WebサイトのHTTPS化は、SEO・セキュリティの両面で必須です。以前に本ブログ内で、「無料のSSLサーバ証明書(Let’s Encrypt)を用いてホームページを常時SSL化する」で紹介しておりましたが、本記事では、nginxに設定する手順を解説します。
前提条件
- nginxがインストール済み
- ドメイン取得済み(DNS設定済み)
- サーバにrootまたはsudo権限あり
手順① Certbotのインストール
Let’s Encryptの証明書取得には「Certbot」を使用します。
# dnf install certbot python3-certbot-nginx
手順② nginxの設定確認
nginxのコンフィグに、以下のようにドメイン設定を実施します。
server {
listen 80;
server_name dassyi.com;
root /usr/share/nginx/html;
location /.well-known/acme-challenge {
root /var/www/html;
}
}
ここでは、Let’s Encrypt用のアクセス可能な領域(/.well-known/acme-challenge)を個別に定義しています。例えば、Basic認証があったり、このサーバにトップのURLからアプリケーションが動くような環境でも、上記のように設定しておけば、証明書の更新が可能になります。
設定後は以下のコマンドで反映します。
# nginx -t
# systemctl reload nginx
手順③ SSL証明書の取得(自動設定)
以下コマンドを実行して、証明書取得+nginx設定が自動で完了します。
# certbot certonly --webroot -w /var/www/html -d dassyi.com
途中で以下を聞かれます:
- メールアドレス入力
- 利用規約同意
私の場合は、あえて、「–nginx」オプションを使用せず、「–webroot」オプションで対応しています。理由は、nginxオプションを使用すると、nginxのコンフィグを勝手に書き加えられるためです。
手順④ 設定反映と動作確認
/etc/letsencrypt/live/dassyi.com/ 配下に、証明書が発行されているので、nginxのコンフィグに証明書のパスと、キーのパスを設定したのち、サービスを再読み込みします。
動作確認は、ブラウザで以下にアクセス:
https://dassyi.com
🔒マークが表示されれば成功です。
手順⑤ 自動更新の設定確認
Let’s Encryptの証明書は90日で期限切れになりますが、自動更新が設定されています。

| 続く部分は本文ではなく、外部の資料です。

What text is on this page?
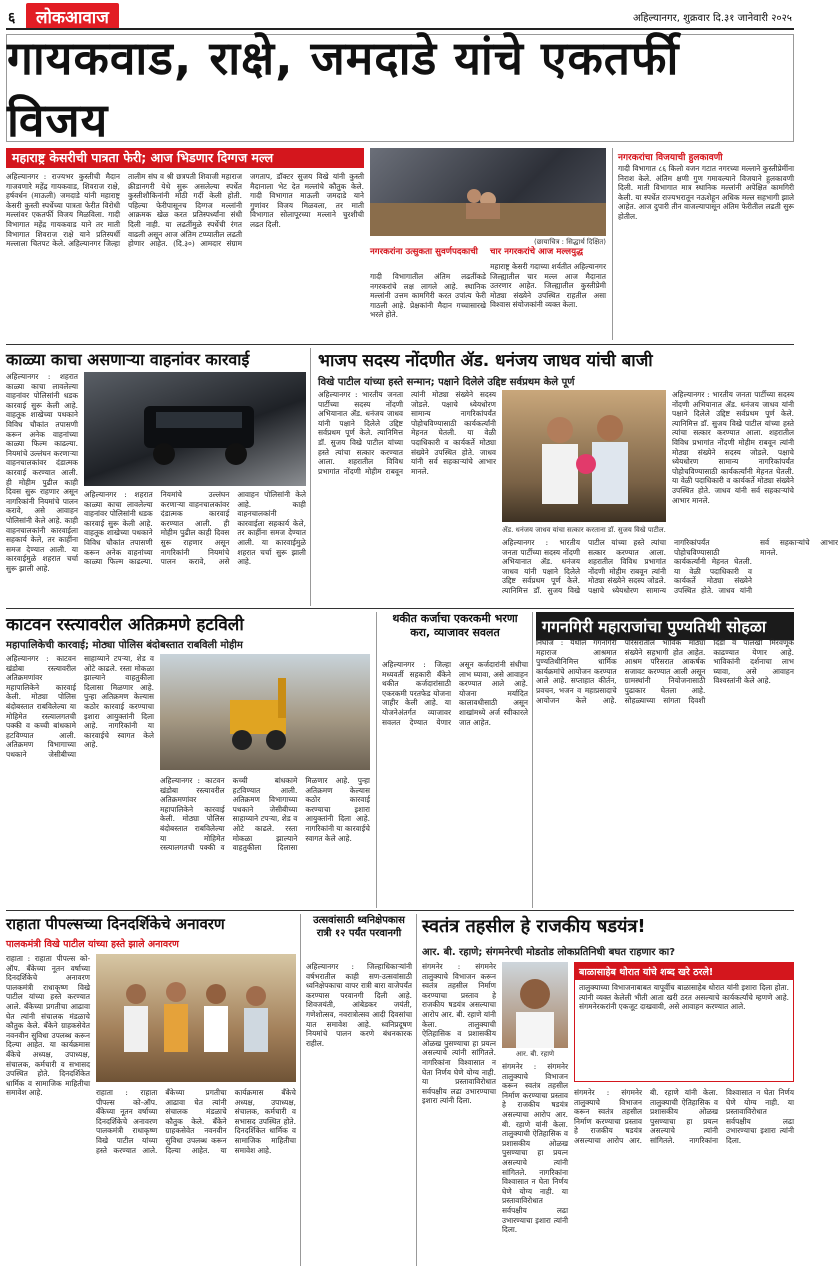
६	लोकआवाज	अहिल्यानगर, शुक्रवार दि.३१ जानेवारी २०२५
गायकवाड, राक्षे, जमदाडे यांचे एकतर्फी विजय
महाराष्ट्र केसरीची पात्रता फेरी; आज भिडणार दिग्गज मल्ल
अहिल्यानगर : राज्यभर कुस्तीची मैदान गाजवणारे महेंद्र गायकवाड, शिवराज राक्षे, हर्षवर्धन (माऊली) जमदाडे यांनी महाराष्ट्र केसरी कुस्ती स्पर्धेच्या पात्रता फेरीत विरोधी मल्लांवर एकतर्फी विजय मिळविला. गादी विभागात महेंद्र गायकवाड याने तर माती विभागात शिवराज राक्षे याने प्रतिस्पर्धी मल्लाला चितपट केले. अहिल्यानगर जिल्हा तालीम संघ व श्री छत्रपती शिवाजी महाराज क्रीडानगरी येथे सुरू असलेल्या स्पर्धेत कुस्तीशौकिनांनी मोठी गर्दी केली होती. पहिल्या फेरीपासूनच दिग्गज मल्लांनी आक्रमक खेळ करत प्रतिस्पर्ध्यांना संधी दिली नाही. या लढतींमुळे स्पर्धेची रंगत वाढली असून आज अंतिम टप्प्यातील लढती होणार आहेत. (दि.३०) आमदार संग्राम जगताप, डॉक्टर सुजय विखे यांनी कुस्ती मैदानाला भेट देत मल्लांचे कौतुक केले. गादी विभागात माऊली जमदाडे याने गुणांवर विजय मिळवला, तर माती विभागात सोलापूरच्या मल्लाने चुरशीची लढत दिली.
(छायाचित्र : सिद्धार्थ दिक्षित)
नगरकरांना उत्सुकता सुवर्णपदकाची
गादी विभागातील अंतिम लढतींकडे नगरकरांचे लक्ष लागले आहे. स्थानिक मल्लांनी उत्तम कामगिरी करत उपांत्य फेरी गाठली आहे. प्रेक्षकांनी मैदान गच्चासारखे भरले होते.
चार नगरकरांचे आज मल्लयुद्ध
महाराष्ट्र केसरी गदाच्या शर्यतीत अहिल्यानगर जिल्ह्यातील चार मल्ल आज मैदानात उतरणार आहेत. जिल्ह्यातील कुस्तीप्रेमी मोठ्या संख्येने उपस्थित राहतील असा विश्वास संयोजकांनी व्यक्त केला.
नगरकरांचा विजयाची हुलकावणी
गादी विभागात ८६ किलो वजन गटात नगरच्या मल्लाने कुस्तीप्रेमींना निराश केले. अंतिम क्षणी गुण गमावल्याने विजयाने हुलकावणी दिली. माती विभागात मात्र स्थानिक मल्लांनी अपेक्षित कामगिरी केली. या स्पर्धेत राज्यभरातून नऊशेहून अधिक मल्ल सहभागी झाले आहेत. आज दुपारी तीन वाजल्यापासून अंतिम फेरीतील लढती सुरू होतील.
काळ्या काचा असणाऱ्या वाहनांवर कारवाई
अहिल्यानगर : शहरात काळ्या काचा लावलेल्या वाहनांवर पोलिसांनी धडक कारवाई सुरू केली आहे. वाहतूक शाखेच्या पथकाने विविध चौकांत तपासणी करून अनेक वाहनांच्या काळ्या फिल्म काढल्या. नियमांचे उल्लंघन करणाऱ्या वाहनचालकांवर दंडात्मक कारवाई करण्यात आली. ही मोहीम पुढील काही दिवस सुरू राहणार असून नागरिकांनी नियमांचे पालन करावे, असे आवाहन पोलिसांनी केले आहे. काही वाहनचालकांनी कारवाईला सहकार्य केले, तर काहींना समज देण्यात आली. या कारवाईमुळे शहरात चर्चा सुरू झाली आहे.
अहिल्यानगर : शहरात काळ्या काचा लावलेल्या वाहनांवर पोलिसांनी धडक कारवाई सुरू केली आहे. वाहतूक शाखेच्या पथकाने विविध चौकांत तपासणी करून अनेक वाहनांच्या काळ्या फिल्म काढल्या. नियमांचे उल्लंघन करणाऱ्या वाहनचालकांवर दंडात्मक कारवाई करण्यात आली. ही मोहीम पुढील काही दिवस सुरू राहणार असून नागरिकांनी नियमांचे पालन करावे, असे आवाहन पोलिसांनी केले आहे. काही वाहनचालकांनी कारवाईला सहकार्य केले, तर काहींना समज देण्यात आली. या कारवाईमुळे शहरात चर्चा सुरू झाली आहे.
भाजप सदस्य नोंदणीत ॲड. धनंजय जाधव यांची बाजी
विखे पाटील यांच्या हस्ते सन्मान; पक्षाने दिलेले उद्दिष्ट सर्वप्रथम केले पूर्ण
अहिल्यानगर : भारतीय जनता पार्टीच्या सदस्य नोंदणी अभियानात ॲड. धनंजय जाधव यांनी पक्षाने दिलेले उद्दिष्ट सर्वप्रथम पूर्ण केले. त्यानिमित्त डॉ. सुजय विखे पाटील यांच्या हस्ते त्यांचा सत्कार करण्यात आला. शहरातील विविध प्रभागांत नोंदणी मोहीम राबवून त्यांनी मोठ्या संख्येने सदस्य जोडले. पक्षाचे ध्येयधोरण सामान्य नागरिकांपर्यंत पोहोचविण्यासाठी कार्यकर्त्यांनी मेहनत घेतली. या वेळी पदाधिकारी व कार्यकर्ते मोठ्या संख्येने उपस्थित होते. जाधव यांनी सर्व सहकाऱ्यांचे आभार मानले.
ॲड. धनंजय जाधव यांचा सत्कार करताना डॉ. सुजय विखे पाटील.
अहिल्यानगर : भारतीय जनता पार्टीच्या सदस्य नोंदणी अभियानात ॲड. धनंजय जाधव यांनी पक्षाने दिलेले उद्दिष्ट सर्वप्रथम पूर्ण केले. त्यानिमित्त डॉ. सुजय विखे पाटील यांच्या हस्ते त्यांचा सत्कार करण्यात आला. शहरातील विविध प्रभागांत नोंदणी मोहीम राबवून त्यांनी मोठ्या संख्येने सदस्य जोडले. पक्षाचे ध्येयधोरण सामान्य नागरिकांपर्यंत पोहोचविण्यासाठी कार्यकर्त्यांनी मेहनत घेतली. या वेळी पदाधिकारी व कार्यकर्ते मोठ्या संख्येने उपस्थित होते. जाधव यांनी सर्व सहकाऱ्यांचे आभार मानले.
अहिल्यानगर : भारतीय जनता पार्टीच्या सदस्य नोंदणी अभियानात ॲड. धनंजय जाधव यांनी पक्षाने दिलेले उद्दिष्ट सर्वप्रथम पूर्ण केले. त्यानिमित्त डॉ. सुजय विखे पाटील यांच्या हस्ते त्यांचा सत्कार करण्यात आला. शहरातील विविध प्रभागांत नोंदणी मोहीम राबवून त्यांनी मोठ्या संख्येने सदस्य जोडले. पक्षाचे ध्येयधोरण सामान्य नागरिकांपर्यंत पोहोचविण्यासाठी कार्यकर्त्यांनी मेहनत घेतली. या वेळी पदाधिकारी व कार्यकर्ते मोठ्या संख्येने उपस्थित होते. जाधव यांनी सर्व सहकाऱ्यांचे आभार मानले.
काटवन रस्त्यावरील अतिक्रमणे हटविली
महापालिकेची कारवाई; मोठ्या पोलिस बंदोबस्तात राबविली मोहीम
अहिल्यानगर : काटवन खंडोबा रस्त्यावरील अतिक्रमणांवर महापालिकेने कारवाई केली. मोठ्या पोलिस बंदोबस्तात राबविलेल्या या मोहिमेत रस्त्यालगतची पक्की व कच्ची बांधकामे हटविण्यात आली. अतिक्रमण विभागाच्या पथकाने जेसीबीच्या साहाय्याने टपऱ्या, शेड व ओटे काढले. रस्ता मोकळा झाल्याने वाहतुकीला दिलासा मिळणार आहे. पुन्हा अतिक्रमण केल्यास कठोर कारवाई करण्याचा इशारा आयुक्तांनी दिला आहे. नागरिकांनी या कारवाईचे स्वागत केले आहे.
अहिल्यानगर : काटवन खंडोबा रस्त्यावरील अतिक्रमणांवर महापालिकेने कारवाई केली. मोठ्या पोलिस बंदोबस्तात राबविलेल्या या मोहिमेत रस्त्यालगतची पक्की व कच्ची बांधकामे हटविण्यात आली. अतिक्रमण विभागाच्या पथकाने जेसीबीच्या साहाय्याने टपऱ्या, शेड व ओटे काढले. रस्ता मोकळा झाल्याने वाहतुकीला दिलासा मिळणार आहे. पुन्हा अतिक्रमण केल्यास कठोर कारवाई करण्याचा इशारा आयुक्तांनी दिला आहे. नागरिकांनी या कारवाईचे स्वागत केले आहे.
थकीत कर्जाचा एकरकमी भरणा करा, व्याजावर सवलत
अहिल्यानगर : जिल्हा मध्यवर्ती सहकारी बँकेने थकीत कर्जदारांसाठी एकरकमी परतफेड योजना जाहीर केली आहे. या योजनेअंतर्गत व्याजावर सवलत देण्यात येणार असून कर्जदारांनी संधीचा लाभ घ्यावा, असे आवाहन करण्यात आले आहे. योजना मर्यादित कालावधीसाठी असून शाखांमध्ये अर्ज स्वीकारले जात आहेत.
गगनगिरी महाराजांचा पुण्यतिथी सोहळा
निघोज : येथील गगनगिरी महाराज आश्रमात पुण्यतिथीनिमित्त धार्मिक कार्यक्रमांचे आयोजन करण्यात आले आहे. सप्ताहात कीर्तन, प्रवचन, भजन व महाप्रसादाचे आयोजन केले आहे. परिसरातील भाविक मोठ्या संख्येने सहभागी होत आहेत. आश्रम परिसरात आकर्षक सजावट करण्यात आली असून ग्रामस्थांनी नियोजनासाठी पुढाकार घेतला आहे. सोहळ्याच्या सांगता दिवशी दिंडी व पालखी मिरवणूक काढण्यात येणार आहे. भाविकांनी दर्शनाचा लाभ घ्यावा, असे आवाहन विश्वस्तांनी केले आहे.
राहाता पीपल्सच्या दिनदर्शिकेचे अनावरण
पालकमंत्री विखे पाटील यांच्या हस्ते झाले अनावरण
राहाता : राहाता पीपल्स को-ऑप. बँकेच्या नूतन वर्षाच्या दिनदर्शिकेचे अनावरण पालकमंत्री राधाकृष्ण विखे पाटील यांच्या हस्ते करण्यात आले. बँकेच्या प्रगतीचा आढावा घेत त्यांनी संचालक मंडळाचे कौतुक केले. बँकेने ग्राहकसेवेत नवनवीन सुविधा उपलब्ध करून दिल्या आहेत. या कार्यक्रमास बँकेचे अध्यक्ष, उपाध्यक्ष, संचालक, कर्मचारी व सभासद उपस्थित होते. दिनदर्शिकेत धार्मिक व सामाजिक माहितीचा समावेश आहे.	राहाता : राहाता पीपल्स को-ऑप. बँकेच्या नूतन वर्षाच्या दिनदर्शिकेचे अनावरण पालकमंत्री राधाकृष्ण विखे पाटील यांच्या हस्ते करण्यात आले. बँकेच्या प्रगतीचा आढावा घेत त्यांनी संचालक मंडळाचे कौतुक केले. बँकेने ग्राहकसेवेत नवनवीन सुविधा उपलब्ध करून दिल्या आहेत. या कार्यक्रमास बँकेचे अध्यक्ष, उपाध्यक्ष, संचालक, कर्मचारी व सभासद उपस्थित होते. दिनदर्शिकेत धार्मिक व सामाजिक माहितीचा समावेश आहे.
उत्सवांसाठी ध्वनिक्षेपकास रात्री १२ पर्यंत परवानगी
अहिल्यानगर : जिल्हाधिकाऱ्यांनी वर्षभरातील काही सण-उत्सवांसाठी ध्वनिक्षेपकाचा वापर रात्री बारा वाजेपर्यंत करण्यास परवानगी दिली आहे. शिवजयंती, आंबेडकर जयंती, गणेशोत्सव, नवरात्रोत्सव आदी दिवसांचा यात समावेश आहे. ध्वनिप्रदूषण नियमांचे पालन करणे बंधनकारक राहील.
स्वतंत्र तहसील हे राजकीय षडयंत्र!
आर. बी. रहाणे; संगमनेरची मोडतोड लोकप्रतिनिधी बघत राहणार का?
संगमनेर : संगमनेर तालुक्याचे विभाजन करून स्वतंत्र तहसील निर्माण करण्याचा प्रस्ताव हे राजकीय षडयंत्र असल्याचा आरोप आर. बी. रहाणे यांनी केला. तालुक्याची ऐतिहासिक व प्रशासकीय ओळख पुसण्याचा हा प्रयत्न असल्याचे त्यांनी सांगितले. नागरिकांना विश्वासात न घेता निर्णय घेणे योग्य नाही. या प्रस्तावाविरोधात सर्वपक्षीय लढा उभारण्याचा इशारा त्यांनी दिला.
आर. बी. रहाणे
संगमनेर : संगमनेर तालुक्याचे विभाजन करून स्वतंत्र तहसील निर्माण करण्याचा प्रस्ताव हे राजकीय षडयंत्र असल्याचा आरोप आर. बी. रहाणे यांनी केला. तालुक्याची ऐतिहासिक व प्रशासकीय ओळख पुसण्याचा हा प्रयत्न असल्याचे त्यांनी सांगितले. नागरिकांना विश्वासात न घेता निर्णय घेणे योग्य नाही. या प्रस्तावाविरोधात सर्वपक्षीय लढा उभारण्याचा इशारा त्यांनी दिला.
बाळासाहेब थोरात यांचे शब्द खरे ठरले!
तालुक्याच्या विभाजनाबाबत यापूर्वीच बाळासाहेब थोरात यांनी इशारा दिला होता. त्यांनी व्यक्त केलेली भीती आता खरी ठरत असल्याचे कार्यकर्त्यांचे म्हणणे आहे. संगमनेरकरांनी एकजूट दाखवावी, असे आवाहन करण्यात आले.
संगमनेर : संगमनेर तालुक्याचे विभाजन करून स्वतंत्र तहसील निर्माण करण्याचा प्रस्ताव हे राजकीय षडयंत्र असल्याचा आरोप आर. बी. रहाणे यांनी केला. तालुक्याची ऐतिहासिक व प्रशासकीय ओळख पुसण्याचा हा प्रयत्न असल्याचे त्यांनी सांगितले. नागरिकांना विश्वासात न घेता निर्णय घेणे योग्य नाही. या प्रस्तावाविरोधात सर्वपक्षीय लढा उभारण्याचा इशारा त्यांनी दिला.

# systemctl list-timers | grep certbot
以下のような表示が出ればOK👇
certbot.timer
もう一つ確認コマンドを実行します。
# certbot renew --dry-run
で問題なければOKです。
今回はここまでです。最後までお読みいただきありがとうございました。
<以下、追記>
80日後に様子を見ていましたら、証明書の更新は完了していましたが、nginxに反映がうまく自動化できていませんでした。おそらく、手順③で、webroot用に導入しているので、nginxの再読み込みまでは自動で設定されないと推測しています。
そこで、/lib/systemd/system/certbot-renew.service ファイルを参照すると、
ExecStart=/usr/bin/certbot renew –noninteractive –max-log-backups 180 –no-random-sleep-on-renew $PRE_HOOK $POST_HOOK $RENEW_HOOK $DEPLOY_HOOK $CERTBOT_ARGS
といった記載があるので、
# cp -p /etc/sysconfig/certbot /etc/sysconfig/certbot.org
とバックアップして、
# vi /etc/sysconfig/certbot
にて、更新後の動作として、DEPLOY_HOOKの部分に、
DEPLOY_HOOK=”–deploy-hook ‘systemctl reload nginx'”
のように記入します。オリジナルファイルとの差分は以下のようになります。
# diff /etc/sysconfig/certbot /etc/sysconfig/certbot.org
40c40
< DEPLOY_HOOK="--deploy-hook 'systemctl reload nginx'"
---
> DEPLOY_HOOK=""
最後に、以下のコマンドで変更内容を反映します。
# systemctl daemon-reload
これにより、次回の更新時に様子見しましたところ、nginxに自動で読み込みができました。